Dann ist da die Zeit an die ich noch viele Erinnerungen habe wenn ich mich darauf einlasse mich zu erinnern, mir Zeit lasse, noch einmal ganz weit zurück denke... Das ist die Zeit in der ich immer nur noch vorne gedacht habe, immer getragen von dem Gedanken und der Vorstellung - "später, wenn ich groß bin..." Es war z.B. völlig unwichtig wie ich gestern aussah, was ich gestern getragen habe, was ich gestern gemacht habe - ganz vorwärts gerichtet war immer die Vorstellung und die Frage - wie wird es morgen, übermorgen, in einem Jahr, in 10 Jahren sein... 

Ich kann mich noch daran erinnern wie ich als Teenie abends im Bett lag und - obwohl es noch viele Jahre bis dahin waren - ich mich auf die Jahrtausendwende gefreut habe. 2000 statt 19hundertsoundsoviel... das klang spannend, aufregend... 
Und dann habe ich ausgerechnet, wie alt ich dann sein würde... Aus damaliger Sicht schien mir das sehr sehr alt. Aus heutiger Sicht war das noch nicht einmal im Bereich dessen was man heute als "die besten Jahre" bezeichnen würde.

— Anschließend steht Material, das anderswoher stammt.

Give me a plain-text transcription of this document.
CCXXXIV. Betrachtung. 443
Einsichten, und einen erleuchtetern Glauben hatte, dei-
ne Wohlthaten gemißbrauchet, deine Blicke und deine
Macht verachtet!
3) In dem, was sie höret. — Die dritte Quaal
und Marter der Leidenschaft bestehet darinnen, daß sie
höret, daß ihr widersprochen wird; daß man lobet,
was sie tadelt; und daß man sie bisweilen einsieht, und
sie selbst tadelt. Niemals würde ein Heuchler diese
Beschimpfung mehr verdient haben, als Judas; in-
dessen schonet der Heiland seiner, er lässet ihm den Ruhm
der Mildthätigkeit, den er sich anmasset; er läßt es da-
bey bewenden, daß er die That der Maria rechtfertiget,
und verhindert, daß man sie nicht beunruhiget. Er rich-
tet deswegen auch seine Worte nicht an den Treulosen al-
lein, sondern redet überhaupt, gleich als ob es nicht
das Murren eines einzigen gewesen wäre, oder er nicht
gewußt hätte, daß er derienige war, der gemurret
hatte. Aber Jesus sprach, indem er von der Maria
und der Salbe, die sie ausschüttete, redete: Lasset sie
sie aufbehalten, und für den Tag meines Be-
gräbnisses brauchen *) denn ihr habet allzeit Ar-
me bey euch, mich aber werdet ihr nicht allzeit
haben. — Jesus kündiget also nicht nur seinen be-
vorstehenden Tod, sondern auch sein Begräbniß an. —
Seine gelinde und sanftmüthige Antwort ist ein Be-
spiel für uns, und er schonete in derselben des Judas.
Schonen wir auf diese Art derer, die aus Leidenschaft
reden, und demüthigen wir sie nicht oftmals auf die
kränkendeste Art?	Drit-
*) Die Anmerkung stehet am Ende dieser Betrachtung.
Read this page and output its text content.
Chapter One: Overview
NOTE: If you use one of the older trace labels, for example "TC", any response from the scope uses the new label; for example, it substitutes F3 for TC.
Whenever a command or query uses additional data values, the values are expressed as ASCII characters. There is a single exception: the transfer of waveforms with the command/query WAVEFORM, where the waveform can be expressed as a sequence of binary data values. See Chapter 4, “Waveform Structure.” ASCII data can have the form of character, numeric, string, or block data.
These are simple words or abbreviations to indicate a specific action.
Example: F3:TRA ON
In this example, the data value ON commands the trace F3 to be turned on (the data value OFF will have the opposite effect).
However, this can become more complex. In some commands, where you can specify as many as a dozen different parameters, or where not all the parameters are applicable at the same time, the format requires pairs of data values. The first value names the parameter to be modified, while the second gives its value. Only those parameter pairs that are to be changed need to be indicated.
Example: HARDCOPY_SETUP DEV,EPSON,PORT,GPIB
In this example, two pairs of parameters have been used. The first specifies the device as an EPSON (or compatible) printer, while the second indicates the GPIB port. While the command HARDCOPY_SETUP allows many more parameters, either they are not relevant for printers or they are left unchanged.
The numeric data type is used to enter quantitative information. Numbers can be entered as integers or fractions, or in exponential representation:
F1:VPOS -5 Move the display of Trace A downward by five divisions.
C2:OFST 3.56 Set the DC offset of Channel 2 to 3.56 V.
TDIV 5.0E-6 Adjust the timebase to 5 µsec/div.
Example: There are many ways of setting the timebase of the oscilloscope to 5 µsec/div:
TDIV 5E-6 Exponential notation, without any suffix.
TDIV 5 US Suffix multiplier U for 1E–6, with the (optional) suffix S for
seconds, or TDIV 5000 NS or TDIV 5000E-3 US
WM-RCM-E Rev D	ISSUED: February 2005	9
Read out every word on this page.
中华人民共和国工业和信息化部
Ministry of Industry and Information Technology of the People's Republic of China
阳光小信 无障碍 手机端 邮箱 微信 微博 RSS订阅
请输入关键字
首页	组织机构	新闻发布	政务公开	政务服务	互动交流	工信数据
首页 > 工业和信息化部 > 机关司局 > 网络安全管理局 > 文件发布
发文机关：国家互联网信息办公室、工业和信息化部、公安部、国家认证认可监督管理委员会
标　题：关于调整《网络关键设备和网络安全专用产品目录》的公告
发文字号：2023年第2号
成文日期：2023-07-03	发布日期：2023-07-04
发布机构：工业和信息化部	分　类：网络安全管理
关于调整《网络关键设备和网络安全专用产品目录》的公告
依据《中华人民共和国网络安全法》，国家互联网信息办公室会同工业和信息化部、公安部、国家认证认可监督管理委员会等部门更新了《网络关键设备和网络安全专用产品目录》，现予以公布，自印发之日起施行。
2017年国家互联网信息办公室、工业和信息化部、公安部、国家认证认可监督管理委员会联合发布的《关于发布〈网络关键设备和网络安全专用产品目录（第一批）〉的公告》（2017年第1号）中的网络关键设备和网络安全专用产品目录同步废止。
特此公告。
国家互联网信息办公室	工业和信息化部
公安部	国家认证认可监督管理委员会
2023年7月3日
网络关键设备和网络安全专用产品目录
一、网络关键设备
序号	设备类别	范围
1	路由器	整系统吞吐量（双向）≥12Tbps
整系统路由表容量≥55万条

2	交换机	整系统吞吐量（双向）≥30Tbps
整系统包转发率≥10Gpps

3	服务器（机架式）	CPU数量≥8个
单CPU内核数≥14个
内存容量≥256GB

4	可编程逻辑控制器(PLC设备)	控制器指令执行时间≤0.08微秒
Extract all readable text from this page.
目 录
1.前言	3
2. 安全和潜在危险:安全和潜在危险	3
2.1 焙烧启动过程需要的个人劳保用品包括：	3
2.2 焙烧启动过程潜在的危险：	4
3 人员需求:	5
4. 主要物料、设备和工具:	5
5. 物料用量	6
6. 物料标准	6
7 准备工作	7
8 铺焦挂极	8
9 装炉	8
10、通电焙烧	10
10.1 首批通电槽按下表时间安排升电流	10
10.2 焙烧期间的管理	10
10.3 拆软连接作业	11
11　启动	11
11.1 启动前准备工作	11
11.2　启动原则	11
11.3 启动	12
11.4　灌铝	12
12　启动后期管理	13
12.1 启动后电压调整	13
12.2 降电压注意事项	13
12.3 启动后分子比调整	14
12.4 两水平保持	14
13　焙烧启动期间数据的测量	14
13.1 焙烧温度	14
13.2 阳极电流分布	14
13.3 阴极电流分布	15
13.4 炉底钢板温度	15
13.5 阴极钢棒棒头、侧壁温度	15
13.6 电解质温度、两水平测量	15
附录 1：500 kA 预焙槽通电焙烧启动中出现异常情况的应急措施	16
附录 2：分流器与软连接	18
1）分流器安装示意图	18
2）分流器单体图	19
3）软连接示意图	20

Hätte ich damals weitergedacht, dann hätte mir auffallen können das offensichtlich zwischen der Zeit des Wartens auf das "groß werden" und eigene Wege gehen zu können - und der des unglaublich alt seins, nur ein ganz schmaler Zeitkorridor liegt... Es hätte das Verständnis für Zeit verändern können... aber so weit gedacht habe ich damals nicht... Die Jahre bis zur Jahrtausendwende schienen noch eine halbe Ewigkeit zu dauern...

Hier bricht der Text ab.